Why worry about it if it is a niche case? Because of its sophistication of methods and the collection of tools and techniques (shown in the diagram above from ZScaler) that it used. It doesn’t bode well for the digital world. Right now it has been observed targeting government networks.
Havoc is a command and control (C2) framework, meaning that it is used to control the progress of an attack. There are several C2 frameworks that are used by bad actors, including Manjusaka, Covenant, Merlin, Empire and the commercial Cobalt Strike (this last one is used by both attackers and red team researchers). Havoc is able to bypass the most current version of Windows 11 Defender (at least until Microsoft figures out the problem, then releases a patch, then gets us to install it). It is also able to employ various evasion and obfuscation techniques.
One reason for concern is how it works. Researchers at Reversing Labs “do not believe it poses any risk to development organizations at this point. However, its discovery underscores the growing risk of malicious packages lurking in open source repositories like npm, PyPi and GitHub.” Translated into English, this means that Havoc could become the basis of future software supply chain attacks.
In addition, the malware disables the Event Tracing for Windows (ETW) process. This is used to log various events, so is another way for the malware to hide its presence. This process can be turned on or off as needed for debugging operations, so this action by itself isn’t suspicious.

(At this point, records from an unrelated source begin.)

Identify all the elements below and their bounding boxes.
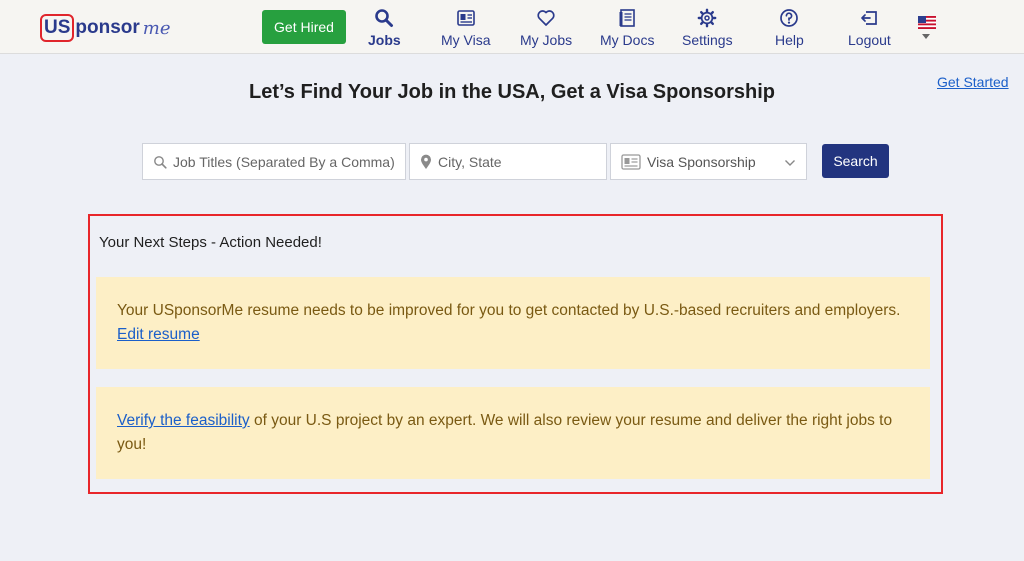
nav-my-docs-label: My Docs xyxy=(600,32,655,48)
feasibility-alert: Verify the feasibility of your U.S proje… xyxy=(96,387,930,479)
top-navigation-bar: US ponsor me Get Hired Jobs My Visa My Job… xyxy=(0,0,1024,54)
location-input[interactable] xyxy=(438,153,606,170)
nav-jobs-label: Jobs xyxy=(368,32,401,48)
search-icon xyxy=(375,9,394,27)
logo-sponsor-text: ponsor xyxy=(75,17,140,38)
gear-icon xyxy=(697,8,717,28)
nav-help[interactable]: Help xyxy=(775,8,804,48)
logout-icon xyxy=(861,11,878,25)
search-icon xyxy=(153,155,167,169)
location-search-field[interactable] xyxy=(409,143,607,180)
chevron-down-icon xyxy=(784,154,796,170)
verify-feasibility-link[interactable]: Verify the feasibility xyxy=(117,412,250,429)
document-icon xyxy=(619,9,636,27)
nav-help-label: Help xyxy=(775,32,804,48)
search-button[interactable]: Search xyxy=(822,144,889,178)
nav-my-jobs-label: My Jobs xyxy=(520,32,573,48)
job-title-input[interactable] xyxy=(173,153,405,170)
logo-me-script: me xyxy=(142,17,171,39)
heart-icon xyxy=(537,10,555,26)
nav-my-visa[interactable]: My Visa xyxy=(441,8,491,48)
nav-logout[interactable]: Logout xyxy=(848,8,891,48)
nav-settings-label: Settings xyxy=(682,32,733,48)
help-icon xyxy=(780,9,799,27)
resume-alert-text: Your USponsorMe resume needs to be impro… xyxy=(117,302,901,319)
nav-my-docs[interactable]: My Docs xyxy=(600,8,654,48)
us-flag-icon[interactable] xyxy=(918,16,936,29)
edit-resume-link[interactable]: Edit resume xyxy=(117,326,200,343)
nav-my-visa-label: My Visa xyxy=(441,32,491,48)
job-title-search-field[interactable] xyxy=(142,143,406,180)
visa-sponsorship-select[interactable]: Visa Sponsorship xyxy=(610,143,807,180)
visa-sponsorship-selected-value: Visa Sponsorship xyxy=(647,153,756,170)
language-dropdown-caret-icon[interactable] xyxy=(922,34,930,39)
logo-us-mark: US xyxy=(40,14,75,42)
nav-logout-label: Logout xyxy=(848,32,891,48)
nav-jobs[interactable]: Jobs xyxy=(368,8,401,48)
id-card-icon xyxy=(621,153,641,170)
map-pin-icon xyxy=(420,154,432,170)
page-title: Let’s Find Your Job in the USA, Get a Vi… xyxy=(248,81,775,103)
nav-my-jobs[interactable]: My Jobs xyxy=(520,8,572,48)
usponsorme-logo[interactable]: US ponsor me xyxy=(40,12,171,44)
nav-settings[interactable]: Settings xyxy=(682,8,733,48)
resume-improvement-alert: Your USponsorMe resume needs to be impro… xyxy=(96,277,930,369)
get-hired-button[interactable]: Get Hired xyxy=(262,10,346,44)
next-steps-title: Your Next Steps - Action Needed! xyxy=(99,234,322,251)
id-card-icon xyxy=(456,10,475,26)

One of the common techniques is for the malware to go to sleep once it reaches a potential target PC. This makes it harder to detect, because defender teams can perhaps track when some malware entered their system but don’t necessarily find when it wakes up with further work. Another obfuscation technique is to hide or otherwise encrypt its source code. For proprietary applications, this is to be expected, but for open-source apps the underlying code should be easily viewable. However, this last technique is bare bones, according to the researchers, and easily found. The open source packages that were initially infected with Havoc have been subsequently cleansed (at least for now). Still, it is an appropriate warning for software devops groups to remain vigilant and to be on the lookout for supply chain irregularities.

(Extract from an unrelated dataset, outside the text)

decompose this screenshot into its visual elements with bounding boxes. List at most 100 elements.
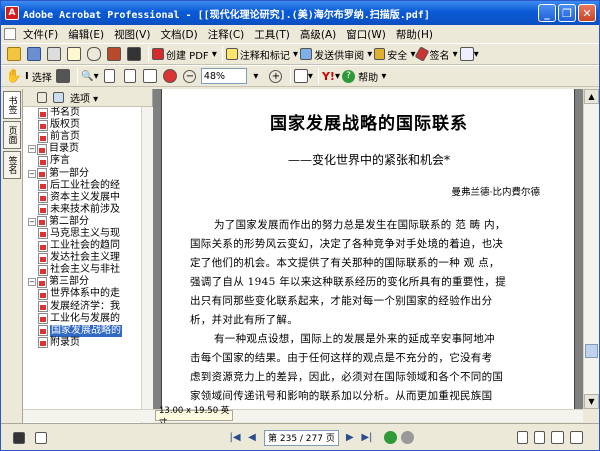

One way this is being done is called static code analysis, where your code in question is run through various parsing algorithms to check for errors. What is new is using ChatGPT-like products to do the analysis for you and here is one paper that shows how it was used to find code defects. While the AI caught 85 vulnerabilities in 129 sample files (what the author said was “shockingly good”), it isn’t perfect and is more a complement to human code review and traditional code analysis tools.